Reservoirs Kill Patient Flow

Reservoirs often show up as extra capacity, and who wouldn’t welcome that?  Shiny new clinical space gets first place on hospital tours, center stage in photo shoots and prominent mention in ad covers.

We find reservoirs all over healthcare: special inpatient wards, waiting rooms, bigger clinics, bigger emergency departments…extra capacity.

But, mindlessly expanding capacity decreases patient flow – increases patient waiting – if we don’t guard against forming reservoirs.

 

5 features of reservoirs in healthcare:

 

 1. Reservoirs slow patient flow.  Like giant, hydro-electric dams, they convert high flow, hard-to-manage situations into low flow, contained events.

 

2. Reservoirs allow us to meter out patients – for example,
we trickle them in from the waiting room into the ED, or trickle them up to the inpatient wards – when we are ready to see them.

 

3. We find reservoirs familiar; a common solution to high flow demands. They’re socially acceptable.  In fact, most institutions pride themselves on the size of their reservoirs.

 

4. Reservoirs decrease chaos and make us feel safe, but patients feel just as scared and unsafe while parked in a reservoir.

 

5. Reservoirs fill easily.  They attract contents.  Reservoirs might empty now and then, but they tend to promote filling and storage (waiting).

 

Waiting rooms, gigantic emergency departments or even special inpatient wards are reservoirs, and patients do not benefit from them if they exist only to slow patient flow.

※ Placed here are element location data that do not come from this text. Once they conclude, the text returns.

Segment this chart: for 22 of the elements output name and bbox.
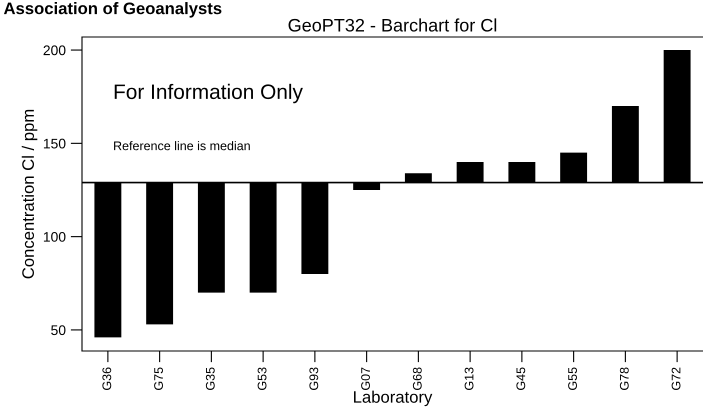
x-tick-label: G36 [102,368,112,390]
y-tick-label: 100 [44,232,66,242]
x-axis-title: Laboratory [354,390,432,406]
x-tick-label: G07 [361,368,370,390]
x-tick-label: G55 [568,367,577,390]
x-tick-label: G78 [620,368,629,390]
x-tick-label: G45 [516,367,526,390]
y-tick-label: 200 [44,45,66,56]
y-axis-title: Concentration Cl / ppm [22,110,38,278]
annotation: For Information Only [114,84,303,104]
chart-title: GeoPT32 - Barchart for Cl [288,18,496,32]
y-tick-label: 150 [44,138,66,149]
x-tick-label: G75 [154,367,163,390]
x-tick-label: G68 [412,368,422,390]
x-tick-label: G93 [309,368,318,390]
y-tick-label: 50 [51,325,66,336]
text: Association of Geoanalysts [4,2,222,18]
x-tick-label: G13 [464,368,474,390]
annotation: Reference line is median [114,141,250,150]
x-tick-label: G53 [258,368,266,390]
x-tick-label: G72 [672,368,680,390]
x-tick-label: G35 [206,367,215,390]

These fat areas in the stream of patient flow end up grinding flow to a halt without extreme vigilance to keep patients moving.

We have to match patient volumes with flow; not capacity.  Sure, we always need more beds, but we need increased flow more.   Flow doesn’t just mean flow out of the hospital; it means flow in, too.  We often blame long term care or families for not taking patients home, as though there’d be no waiting if there were no alternate level of care patients (ALC; patients who need long term care) in the hospital. Or, we blame the inpatient wards for not taking patients out of our EDs sooner.

Truth is: we didn’t have an ALC problem years ago, but we still had admitted patients in the ED.  ALC represents one (major) factor impeding flow, but it’s not the only issue.

In the same way, patients crowded ED waiting rooms long before holding admitted patients in the ED became such a problem.

 

Until we develop a culture of taking every patient in – in to the ED and up to the wards – when they present, and not just when we are ready for them, we will never get rid of reservoirs and crush patient waiting.

 

How can we balance maximal patient flow and institutional capacity?  Is bigger better?  How can we avoid building reservoirs?